Николай Асанов
ОГНЕННАЯ ДУГА
Повести и рассказы
ПОВЕСТИ
ОГНЕННАЯ ДУГА
Часть первая
Глава первая. Главное условие боя…
«16 февраля наши войска после решительного штурма, перешедшего потом в ожесточенные уличные бои, овладели городом Харьковом…»
В середине февраля майора Толубеева внезапно вызвали на госпитальную комиссию… Все эти дни раненые жили взволнованно-приподнято. Врачи с изумлением наблюдали, как, казалось бы, безнадежные пациенты вдруг начинали поправляться, интересоваться событиями в мире и на фронтах. Лежачие больные требовали костыли и сызнова учились ходить. А еще вчера считавшиеся «трудными» сегодня просились на выписку.
Но госпитальные врачи знали, что эти чудеса зависят совсем не от медицины, не от лекарств.
Это было всеобщее чудо возрождения, охватившее всю страну.
Всего лишь две недели назад, первого февраля, было опубликовано сразу ставшее достоянием истории знаменитое сообщение Совинформбюро, начинавшееся словами: «НАШИ ВОЙСКА ПОЛНОСТЬЮ ЗАКОНЧИЛИ ЛИКВИДАЦИЮ НЕМЕЦКО-ФАШИСТСКИХ ВОЙСК, ОКРУЖЕННЫХ В РАЙОНЕ СТАЛИНГРАДА».
Хотя последние месяцы Совинформбюро ввело новую рубрику «В последний час» и часто передавало радостные сообщения о победах на том или другом фронте, но нужно чувствовать себя солдатом, чтобы полностью представить себе масштабы этой победы под Сталинградом. И со второго февраля количество «чудесных» исцелений в госпитале все увеличивалось, возле репродукторов шла непрерывная дискуссия на тему: а какой фронт будет назван сегодня? — местные стратеги определяли по им только ведомым признакам участки, где начнется новое наступление, и все это естественно способствовало бодрости духа, которую даже скептики-врачи начали принимать во внимание, определяя ту или иную методу для лечения раненых.
Новые раненые в этот госпиталь не поступали: в нем долечивались те, кто получил тяжкие ранения еще в сорок втором году, в дни ожесточенных оборонительных боев во время серии фашистских ударов по Ленинграду, а затем при неудавшейся попытке прорвать блокадное кольцо под Синявино, в затяжных боях под Демянском, под Волховом. Этим бойцам, сражения которых не принесли видимой удачи, наверно, больше, чем кому бы то ни было, нужно было узнать, что их подвиги и даже страдания помогли другим бойцам выковать подлинную победу…
Майор Толубеев не хуже других понимал, что действия его батальона легких танков в те дни, даже и не принесшие настоящего успеха, все равно бросили свою долю на чашу весов, которая сейчас окончательно перевешивала всю могучую мощь фашистских армий. Но сам-то он был очень еще плох, чтобы надеяться на скорое возвращение к своим солдатам.
Вот почему вызов на госпитальную комиссию для него оказался неожиданным.
Пулевая рана в живот совсем еще недавно считалась смертельной. И Толубееву казалось, что ему необыкновенно повезло: его выходили, почти уже вылечили, только три последовательные операции чрезмерно истомили его. На комиссию он шел с полным пониманием того, что ничего утешительного врачи ему не скажут…

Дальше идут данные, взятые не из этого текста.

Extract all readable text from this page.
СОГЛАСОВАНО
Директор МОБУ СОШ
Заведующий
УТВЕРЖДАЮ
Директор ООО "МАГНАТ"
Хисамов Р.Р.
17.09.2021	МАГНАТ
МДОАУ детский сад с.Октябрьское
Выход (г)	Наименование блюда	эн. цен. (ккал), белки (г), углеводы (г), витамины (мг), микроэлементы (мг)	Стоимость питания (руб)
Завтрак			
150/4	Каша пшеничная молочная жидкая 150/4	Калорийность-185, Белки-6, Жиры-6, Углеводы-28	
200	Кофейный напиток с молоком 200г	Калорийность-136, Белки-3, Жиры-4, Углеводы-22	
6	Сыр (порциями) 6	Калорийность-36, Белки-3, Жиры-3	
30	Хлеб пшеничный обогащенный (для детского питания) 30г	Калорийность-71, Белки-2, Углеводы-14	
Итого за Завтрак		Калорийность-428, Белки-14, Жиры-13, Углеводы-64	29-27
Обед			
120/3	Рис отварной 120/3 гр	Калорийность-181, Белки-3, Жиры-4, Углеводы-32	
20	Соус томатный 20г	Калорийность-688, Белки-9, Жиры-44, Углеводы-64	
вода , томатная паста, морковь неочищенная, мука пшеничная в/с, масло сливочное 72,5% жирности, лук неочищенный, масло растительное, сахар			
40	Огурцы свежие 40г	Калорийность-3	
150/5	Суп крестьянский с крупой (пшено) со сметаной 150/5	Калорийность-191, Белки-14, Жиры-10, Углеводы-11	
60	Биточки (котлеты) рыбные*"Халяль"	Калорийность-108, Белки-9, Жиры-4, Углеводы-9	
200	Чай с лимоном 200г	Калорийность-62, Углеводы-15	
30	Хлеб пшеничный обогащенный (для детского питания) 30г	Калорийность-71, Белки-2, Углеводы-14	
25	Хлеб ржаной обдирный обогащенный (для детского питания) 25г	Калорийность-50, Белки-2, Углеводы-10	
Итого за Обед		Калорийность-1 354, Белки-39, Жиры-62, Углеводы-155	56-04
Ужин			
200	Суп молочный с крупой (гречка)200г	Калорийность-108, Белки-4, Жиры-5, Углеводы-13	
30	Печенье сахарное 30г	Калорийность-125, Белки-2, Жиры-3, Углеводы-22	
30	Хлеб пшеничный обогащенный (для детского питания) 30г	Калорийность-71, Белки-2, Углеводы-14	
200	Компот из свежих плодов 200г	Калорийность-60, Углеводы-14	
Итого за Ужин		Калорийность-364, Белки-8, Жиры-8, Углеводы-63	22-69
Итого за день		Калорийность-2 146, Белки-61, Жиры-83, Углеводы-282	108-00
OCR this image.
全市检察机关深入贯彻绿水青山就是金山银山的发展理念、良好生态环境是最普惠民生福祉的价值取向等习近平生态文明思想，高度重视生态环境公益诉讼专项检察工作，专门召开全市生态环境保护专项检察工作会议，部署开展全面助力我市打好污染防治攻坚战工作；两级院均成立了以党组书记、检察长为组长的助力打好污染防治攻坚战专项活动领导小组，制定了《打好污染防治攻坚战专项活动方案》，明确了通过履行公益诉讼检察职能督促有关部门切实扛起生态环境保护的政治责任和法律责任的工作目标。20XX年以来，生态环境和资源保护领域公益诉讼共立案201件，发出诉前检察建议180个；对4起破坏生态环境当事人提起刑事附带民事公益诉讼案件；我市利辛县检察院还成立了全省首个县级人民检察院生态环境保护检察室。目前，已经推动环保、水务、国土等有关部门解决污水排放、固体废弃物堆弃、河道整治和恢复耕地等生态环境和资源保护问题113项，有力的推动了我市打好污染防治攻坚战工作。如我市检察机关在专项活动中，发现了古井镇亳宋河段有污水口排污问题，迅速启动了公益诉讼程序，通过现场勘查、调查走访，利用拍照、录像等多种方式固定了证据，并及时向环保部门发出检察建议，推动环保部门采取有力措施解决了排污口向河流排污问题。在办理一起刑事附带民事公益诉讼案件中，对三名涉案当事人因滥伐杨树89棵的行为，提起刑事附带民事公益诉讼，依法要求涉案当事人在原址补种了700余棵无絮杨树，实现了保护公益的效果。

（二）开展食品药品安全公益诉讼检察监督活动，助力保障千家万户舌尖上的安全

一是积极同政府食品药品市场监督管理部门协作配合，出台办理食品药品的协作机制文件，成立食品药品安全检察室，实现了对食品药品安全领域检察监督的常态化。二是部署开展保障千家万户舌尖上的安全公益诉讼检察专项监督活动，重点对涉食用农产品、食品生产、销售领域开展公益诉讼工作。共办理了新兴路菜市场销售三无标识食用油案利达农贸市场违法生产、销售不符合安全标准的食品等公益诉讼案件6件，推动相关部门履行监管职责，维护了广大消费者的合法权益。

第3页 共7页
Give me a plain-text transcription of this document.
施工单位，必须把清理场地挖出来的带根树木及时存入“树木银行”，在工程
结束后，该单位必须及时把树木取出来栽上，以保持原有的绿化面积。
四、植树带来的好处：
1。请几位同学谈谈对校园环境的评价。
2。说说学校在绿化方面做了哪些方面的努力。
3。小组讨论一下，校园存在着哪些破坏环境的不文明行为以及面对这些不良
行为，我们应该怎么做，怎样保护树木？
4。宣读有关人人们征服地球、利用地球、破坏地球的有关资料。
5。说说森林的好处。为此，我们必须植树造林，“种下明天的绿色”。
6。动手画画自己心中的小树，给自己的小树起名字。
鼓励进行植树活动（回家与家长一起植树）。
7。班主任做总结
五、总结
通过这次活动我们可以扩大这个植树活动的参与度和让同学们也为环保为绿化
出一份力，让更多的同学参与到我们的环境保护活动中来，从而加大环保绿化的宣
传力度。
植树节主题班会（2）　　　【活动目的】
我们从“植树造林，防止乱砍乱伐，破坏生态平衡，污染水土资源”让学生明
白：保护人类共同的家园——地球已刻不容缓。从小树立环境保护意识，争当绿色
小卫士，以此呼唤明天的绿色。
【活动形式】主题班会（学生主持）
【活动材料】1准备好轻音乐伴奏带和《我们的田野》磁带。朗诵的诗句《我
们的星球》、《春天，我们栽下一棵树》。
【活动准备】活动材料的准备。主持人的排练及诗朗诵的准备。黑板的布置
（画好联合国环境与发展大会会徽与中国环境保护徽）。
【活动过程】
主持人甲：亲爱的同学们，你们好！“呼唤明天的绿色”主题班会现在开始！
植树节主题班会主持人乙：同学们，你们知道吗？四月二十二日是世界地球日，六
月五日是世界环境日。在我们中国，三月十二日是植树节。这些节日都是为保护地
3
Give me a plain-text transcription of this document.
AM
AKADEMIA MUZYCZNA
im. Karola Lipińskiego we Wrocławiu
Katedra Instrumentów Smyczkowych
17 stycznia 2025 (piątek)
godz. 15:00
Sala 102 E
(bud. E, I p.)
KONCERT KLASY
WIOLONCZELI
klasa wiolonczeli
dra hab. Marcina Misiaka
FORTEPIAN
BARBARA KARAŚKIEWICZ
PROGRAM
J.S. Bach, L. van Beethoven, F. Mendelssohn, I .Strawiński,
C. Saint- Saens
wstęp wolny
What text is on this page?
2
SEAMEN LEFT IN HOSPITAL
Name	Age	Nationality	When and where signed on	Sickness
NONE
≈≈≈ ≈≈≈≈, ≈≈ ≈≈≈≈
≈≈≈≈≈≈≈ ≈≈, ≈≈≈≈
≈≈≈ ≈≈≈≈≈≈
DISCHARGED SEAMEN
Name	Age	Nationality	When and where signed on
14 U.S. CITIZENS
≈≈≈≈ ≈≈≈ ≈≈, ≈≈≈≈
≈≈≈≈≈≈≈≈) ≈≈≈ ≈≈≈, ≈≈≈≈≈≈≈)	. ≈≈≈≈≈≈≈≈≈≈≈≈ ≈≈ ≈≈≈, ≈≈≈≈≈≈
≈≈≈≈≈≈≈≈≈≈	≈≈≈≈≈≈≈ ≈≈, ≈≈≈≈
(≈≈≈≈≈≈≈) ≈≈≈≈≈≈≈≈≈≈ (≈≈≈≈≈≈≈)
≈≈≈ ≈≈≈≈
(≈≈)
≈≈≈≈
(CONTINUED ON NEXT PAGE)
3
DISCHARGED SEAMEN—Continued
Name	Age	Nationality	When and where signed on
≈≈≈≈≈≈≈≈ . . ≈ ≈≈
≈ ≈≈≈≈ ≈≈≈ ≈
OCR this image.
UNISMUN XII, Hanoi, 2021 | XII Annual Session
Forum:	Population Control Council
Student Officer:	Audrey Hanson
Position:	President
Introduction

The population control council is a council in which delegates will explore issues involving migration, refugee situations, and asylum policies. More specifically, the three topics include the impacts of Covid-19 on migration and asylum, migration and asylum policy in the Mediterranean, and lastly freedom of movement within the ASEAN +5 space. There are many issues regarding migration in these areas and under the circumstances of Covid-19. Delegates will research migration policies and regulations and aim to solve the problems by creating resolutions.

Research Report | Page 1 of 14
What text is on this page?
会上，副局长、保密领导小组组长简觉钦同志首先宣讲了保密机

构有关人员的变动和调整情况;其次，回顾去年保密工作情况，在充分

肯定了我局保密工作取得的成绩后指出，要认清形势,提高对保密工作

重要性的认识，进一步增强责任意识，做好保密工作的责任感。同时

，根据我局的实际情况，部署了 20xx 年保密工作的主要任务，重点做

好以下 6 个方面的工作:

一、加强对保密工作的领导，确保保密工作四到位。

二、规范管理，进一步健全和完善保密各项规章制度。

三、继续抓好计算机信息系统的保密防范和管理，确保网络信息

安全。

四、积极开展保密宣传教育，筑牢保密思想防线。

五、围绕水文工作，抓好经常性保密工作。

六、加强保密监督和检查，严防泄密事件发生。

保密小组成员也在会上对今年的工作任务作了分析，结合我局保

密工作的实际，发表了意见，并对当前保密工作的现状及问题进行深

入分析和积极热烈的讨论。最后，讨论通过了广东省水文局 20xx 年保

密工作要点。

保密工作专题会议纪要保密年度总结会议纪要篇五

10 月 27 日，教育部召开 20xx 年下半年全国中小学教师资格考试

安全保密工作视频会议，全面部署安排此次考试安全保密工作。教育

Комиссия, к удивлению майора, оказалась весьма представительной: присутствовали несколько госпитальных врачей, два каких-то крупных медицинских начальника и еще некий молчаливый остроглазый полковник, чрезвычайно пристально разглядывавший Толубеева.
Но сначала Толубеев не обратил внимания на этого человека. Его поразила новая форма офицеров: погоны, еще не обношенные, лежавшие дощечками на плечах, серебряные у медиков, золотые у военкома и остроглазого полковника. До сих пор Толубеев, как и другие ходячие больные, видел солдат и офицеров в погонах только через окно госпиталя, когда они проходили по улицам, еще и сами не узнавая себя, порой косясь на эти новые знаки различия на собственных плечах и необыкновенно пристально разглядывая их на плечах встречных военных. Погоны были только что введены и как-то необычно изменили вид любого воина…
Остроглазый полковник был поначалу интересен Толубееву только своими красивыми погонами с крупными серебряными звездами. Но тут майор уловил настороженный, изучающий взгляд полковника, и ему вдруг показалась, что он уже где-то видел это узкое, с высокими надбровьями, лицо, эти светлые прищуренные глаза, которые словно бы изучали его или, во всяком случае, запоминали, как запоминают чужой облик глаза художника, собирающегося писать портрет, а пока что исследующего натуру.